[PATCH v4 2/3] KVM: arm: add irqfd support

Wed Nov 26 05:00:44 PST 2014

On 11/26/2014 12:31 PM, Christoffer Dall wrote:
> On Tue, Nov 25, 2014 at 02:12:31PM +0100, Eric Auger wrote:
>> On 11/25/2014 11:19 AM, Christoffer Dall wrote:
>>> [Re-adding cc list]
>>>
>>> On Mon, Nov 24, 2014 at 05:42:30PM +0100, Eric Auger wrote:
>>>> On 11/24/2014 04:47 PM, Christoffer Dall wrote:
>>>>> On Mon, Nov 24, 2014 at 12:02 PM, Eric Auger <eric.auger at linaro.org> wrote:
>>>>>> On 11/24/2014 11:00 AM, Christoffer Dall wrote:
>>>>>>> On Sun, Nov 23, 2014 at 06:56:59PM +0100, Eric Auger wrote:
>>>>>>>> This patch enables irqfd on arm.
>>>>>>>>
>>>>>>>> Both irqfd and resamplefd are supported. Injection is implemented
>>>>>>>> in vgic.c without routing.
>>>>>>>>
>>>>>>>> This patch enables CONFIG_HAVE_KVM_EVENTFD and CONFIG_HAVE_KVM_IRQFD.
>>>>>>>>
>>>>>>>> KVM_CAP_IRQFD is now advertised. KVM_CAP_IRQFD_RESAMPLE capability
>>>>>>>> automatically is advertised as soon as CONFIG_HAVE_KVM_IRQFD is set.
>>>>>>>>
>>>>>>>> Signed-off-by: Eric Auger <eric.auger at linaro.org>
>>>>>>>>
>>>>>>>> ---
>>>
>>> [...]
>>>
>>>>>>>> +int kvm_set_irq(struct kvm *kvm, int irq_source_id,
>>>>>>>> +            u32 irq, int level, bool line_status)
>>>>>>>> +{
>>>>>>>> +    unsigned int spi = irq + VGIC_NR_PRIVATE_IRQS;
>>>>>>>> +
>>>>>>>> +    kvm_debug("irqfd sets vIRQ %d to %d\n", irq, level);
>>>>>>>> +
>>>>>>>> +    if (likely(vgic_initialized(kvm))) {
>>>>>>>> +            if (spi > kvm->arch.vgic.nr_irqs)

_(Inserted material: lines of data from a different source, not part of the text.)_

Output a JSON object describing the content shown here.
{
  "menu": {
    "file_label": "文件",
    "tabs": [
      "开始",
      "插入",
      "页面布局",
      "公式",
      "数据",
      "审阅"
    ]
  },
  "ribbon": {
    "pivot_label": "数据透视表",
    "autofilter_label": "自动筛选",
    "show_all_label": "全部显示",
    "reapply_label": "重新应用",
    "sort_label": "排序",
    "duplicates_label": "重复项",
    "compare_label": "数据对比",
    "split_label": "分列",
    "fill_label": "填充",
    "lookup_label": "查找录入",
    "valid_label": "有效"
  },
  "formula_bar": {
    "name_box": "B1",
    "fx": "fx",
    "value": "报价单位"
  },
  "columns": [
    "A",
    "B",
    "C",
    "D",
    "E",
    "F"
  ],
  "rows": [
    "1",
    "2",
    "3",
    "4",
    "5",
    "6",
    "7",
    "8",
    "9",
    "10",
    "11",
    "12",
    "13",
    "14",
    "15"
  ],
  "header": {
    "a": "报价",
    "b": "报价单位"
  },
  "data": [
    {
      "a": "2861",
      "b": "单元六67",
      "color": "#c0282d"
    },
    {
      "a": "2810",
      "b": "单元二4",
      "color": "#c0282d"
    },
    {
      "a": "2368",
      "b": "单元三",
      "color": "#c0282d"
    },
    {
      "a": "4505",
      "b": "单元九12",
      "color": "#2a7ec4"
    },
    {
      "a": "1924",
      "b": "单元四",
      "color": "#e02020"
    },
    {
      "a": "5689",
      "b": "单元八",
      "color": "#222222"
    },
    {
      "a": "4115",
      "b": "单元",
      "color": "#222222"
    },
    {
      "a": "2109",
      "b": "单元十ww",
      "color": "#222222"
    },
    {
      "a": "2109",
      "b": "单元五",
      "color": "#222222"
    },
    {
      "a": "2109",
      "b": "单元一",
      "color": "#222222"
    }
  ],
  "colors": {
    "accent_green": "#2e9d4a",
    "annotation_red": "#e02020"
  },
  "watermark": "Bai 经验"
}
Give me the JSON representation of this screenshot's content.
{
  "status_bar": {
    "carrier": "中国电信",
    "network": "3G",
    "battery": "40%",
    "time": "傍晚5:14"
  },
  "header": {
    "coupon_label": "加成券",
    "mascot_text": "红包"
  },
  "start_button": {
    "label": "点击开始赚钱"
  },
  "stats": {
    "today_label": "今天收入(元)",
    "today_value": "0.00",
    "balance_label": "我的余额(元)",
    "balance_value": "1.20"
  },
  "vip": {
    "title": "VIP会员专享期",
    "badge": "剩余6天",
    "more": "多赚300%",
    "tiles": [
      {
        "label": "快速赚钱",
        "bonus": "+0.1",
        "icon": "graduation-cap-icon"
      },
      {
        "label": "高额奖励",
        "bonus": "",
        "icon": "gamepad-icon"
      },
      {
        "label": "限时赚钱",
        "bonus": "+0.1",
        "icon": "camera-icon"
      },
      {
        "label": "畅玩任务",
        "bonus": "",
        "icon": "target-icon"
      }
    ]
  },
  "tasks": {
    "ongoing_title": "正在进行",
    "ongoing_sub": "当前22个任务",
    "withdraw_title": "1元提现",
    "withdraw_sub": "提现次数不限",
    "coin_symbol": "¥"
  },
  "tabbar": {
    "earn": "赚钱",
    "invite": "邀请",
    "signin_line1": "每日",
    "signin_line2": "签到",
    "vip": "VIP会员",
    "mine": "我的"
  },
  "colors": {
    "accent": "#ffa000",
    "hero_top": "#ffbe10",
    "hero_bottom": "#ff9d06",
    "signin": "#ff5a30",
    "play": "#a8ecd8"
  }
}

>>>>>>>> +                    return -EINVAL;
>>>>>>>> +            return kvm_vgic_inject_irq(kvm, 0, spi, level);
>>>>>>>> +    } else if (level && kvm_irq_has_notifier(kvm, 0, irq)) {
>>>>>>>> +            /*
>>>>>>>> +             * any IRQ injected before vgic readiness is
>>>>>>>> +             * ignored and the notifier, if any, is called
>>>>>>>> +             * immediately as if the virtual IRQ were completed
>>>>>>>> +             * by the guest
>>>>>>>> +             */
>>>>>>>> +            kvm_notify_acked_irq(kvm, 0, irq);
>>>>>>>> +            return -EAGAIN;
>>>>>>>
>>>>>>> This looks fishy, I don't fully understand which case you're catering
>>>>>>> towards here (the comment is hard to understand), but my gut feeling is
>>>>>>> that you should back out (probably with an error) if the vgic is not
>>>>>>> initialized when calling this function.  Setting up the routing in the
>>>>>>> first place should probably error out if the vgic is not available.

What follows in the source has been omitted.